Club leader Rachel Kent ’21, who is from Indianapolis, missed seeing spring come to the farm. Even though she was raised in a corn-belt state, she’d never really been interested in agriculture until she came to Dartmouth.

“You know, you drive through the Midwest and it’s not inviting at all, all those fields of monoculture. But when I came to New England and saw these wonderful farms, including our Organic Farm, that are beautiful and green, and you can walk out into the fields and snag a lunchbox pepper, that’s really cool,” she says.

A geography major and Stamps scholar, Kent hopes that by the time those peppers are ripening, she’ll be back in Hanover, filling her basket. It’s not certain yet, when or if in-person classes—and farming—will happen this fall. But she’s staying optimistic.

“I think it’s really, really important for Dartmouth students to take the time out of their normal lives and come together at the farm to celebrate the seasons, celebrate each other, listen to good music and eat good food. And I think all that is at the heart of community, bringing gratitude and joy, and those things are even more important right now, in the midst of this pandemic, than they ever were before.”

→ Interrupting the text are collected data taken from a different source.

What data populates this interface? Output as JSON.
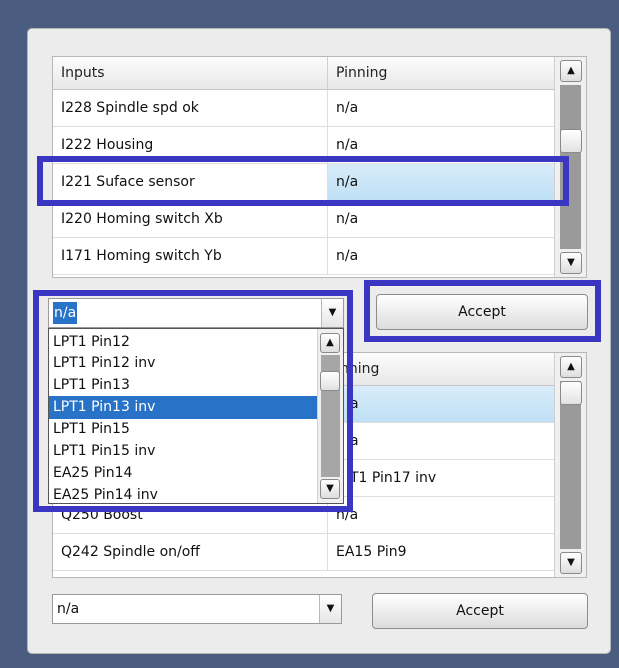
{
  "inputs_table": {
    "headers": [
      "Inputs",
      "Pinning"
    ],
    "rows": [
      [
        "I228 Spindle spd ok",
        "n/a"
      ],
      [
        "I222 Housing",
        "n/a"
      ],
      [
        "I221 Suface sensor",
        "n/a"
      ],
      [
        "I220 Homing switch Xb",
        "n/a"
      ],
      [
        "I171 Homing switch Yb",
        "n/a"
      ]
    ],
    "selected_row": 2
  },
  "top_combo": {
    "value": "n/a",
    "dropdown_arrow": "chevron-down-icon"
  },
  "top_accept_label": "Accept",
  "dropdown": {
    "items": [
      "LPT1 Pin12",
      "LPT1 Pin12 inv",
      "LPT1 Pin13",
      "LPT1 Pin13 inv",
      "LPT1 Pin15",
      "LPT1 Pin15 inv",
      "EA25 Pin14",
      "EA25 Pin14 inv"
    ],
    "selected_index": 3
  },
  "outputs_table": {
    "header_visible": "nning",
    "rows": [
      [
        "",
        "a"
      ],
      [
        "",
        "a"
      ],
      [
        "",
        "T1 Pin17 inv"
      ],
      [
        "Q250 Boost",
        "n/a"
      ],
      [
        "Q242 Spindle on/off",
        "EA15 Pin9"
      ]
    ],
    "selected_row": 0
  },
  "bottom_combo": {
    "value": "n/a"
  },
  "bottom_accept_label": "Accept",
  "colors": {
    "background": "#4a5d80",
    "highlight_box": "#3a36c2",
    "selection": "#2872c8",
    "row_selection": "#bfe0f6"
  }
}
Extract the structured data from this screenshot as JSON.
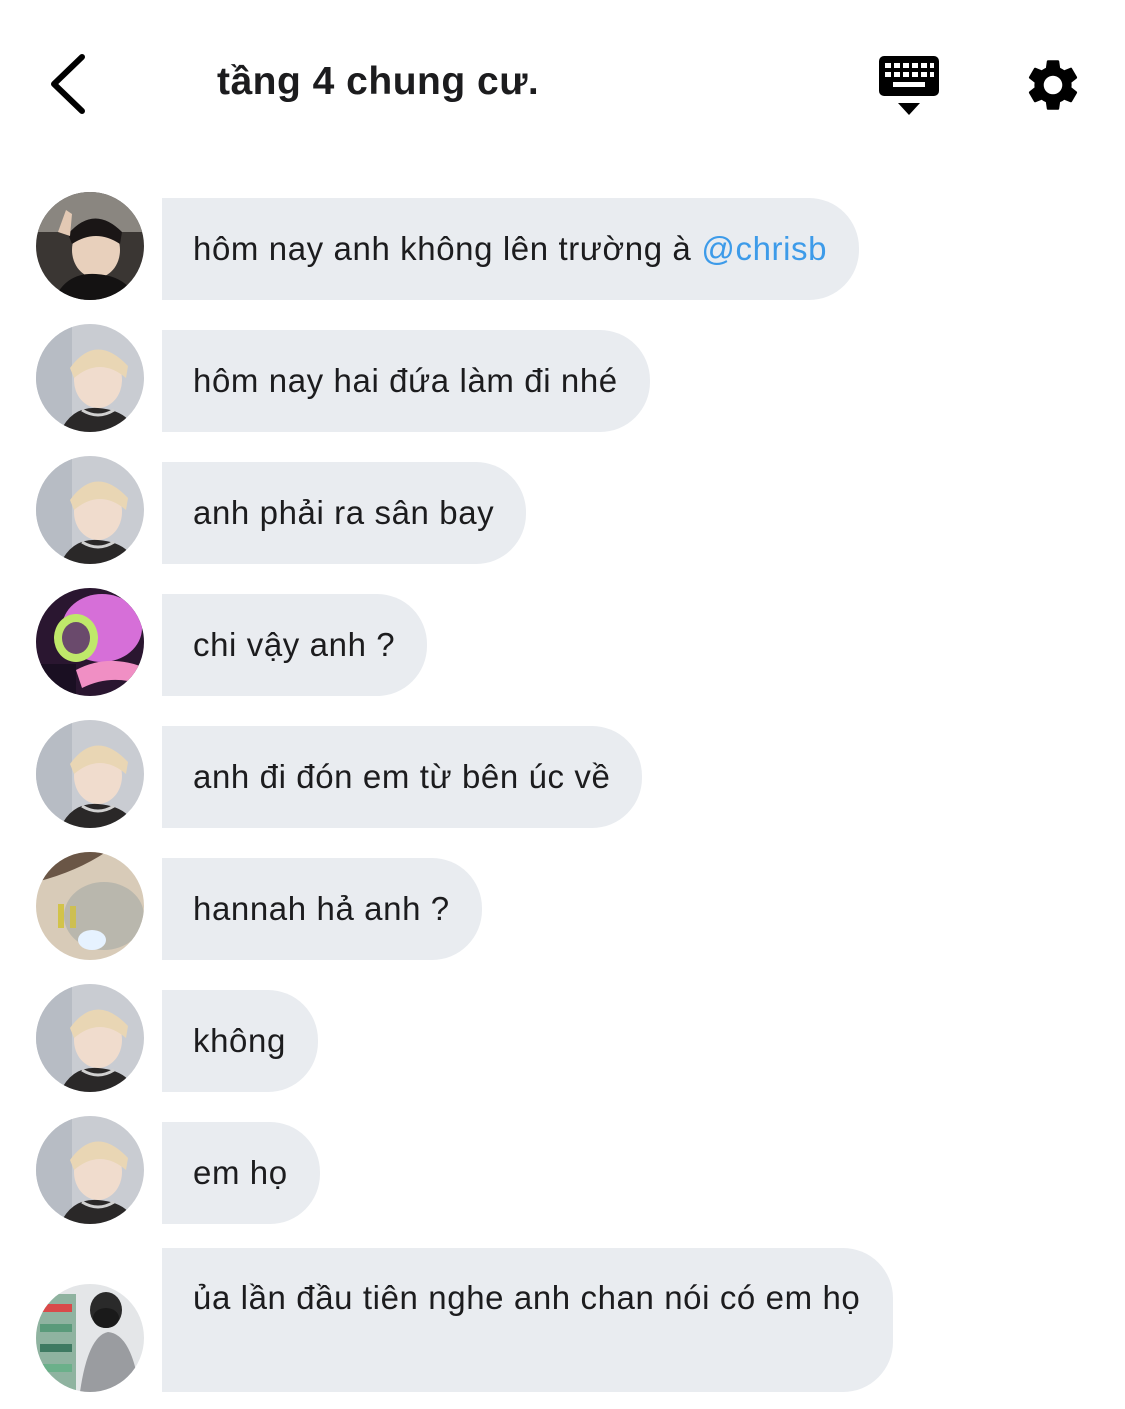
{
  "header": {
    "title": "tầng 4 chung cư.",
    "back_icon": "chevron-left-icon",
    "keyboard_icon": "keyboard-hide-icon",
    "settings_icon": "gear-icon"
  },
  "colors": {
    "bubble_bg": "#e9ecf0",
    "mention": "#3d9be9",
    "text": "#1c1c1e"
  },
  "messages": [
    {
      "avatar": "dark-hair-peace-sign",
      "text": "hôm nay anh không lên trường à",
      "mention": "@chrisb"
    },
    {
      "avatar": "blonde-hair",
      "text": "hôm nay hai đứa làm đi nhé"
    },
    {
      "avatar": "blonde-hair",
      "text": "anh phải ra sân bay"
    },
    {
      "avatar": "pink-neon",
      "text": "chi vậy anh ?"
    },
    {
      "avatar": "blonde-hair",
      "text": "anh đi đón em từ bên úc về"
    },
    {
      "avatar": "sleeping-plush",
      "text": "hannah hả anh ?"
    },
    {
      "avatar": "blonde-hair",
      "text": "không"
    },
    {
      "avatar": "blonde-hair",
      "text": "em họ"
    },
    {
      "avatar": "masked-store",
      "text": "ủa lần đầu tiên nghe anh chan nói có em họ"
    }
  ]
}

All of this year’s Organic Farm produce will be donated to Willing Hands, an Upper Valley nonprofit that distributes free, wholesome food to people in need. Braasch says the farm is putting a priority on nutritious crops that can be easily stored, like beets, kale, squash, beans, and carrots (as opposed to highly perishable vegetables, such as tomatoes). And there will be plenty of lettuce, which can be hard to come by at food pantries. The farm is also planning to provide produce to students who have needed to stay on campus and may not be able to meet all their own food needs.

“It’s always so uplifting to start planting after a long, dark winter, but this year it feels especially hopeful,” says Braasch. “The world keeps turning. We’re going to get through this, and we’re going to start inching back to a reality that we’re all familiar with, when we can all interact with each other again. We have such a dedicated community of students who love the farm and who treat this land as their home.”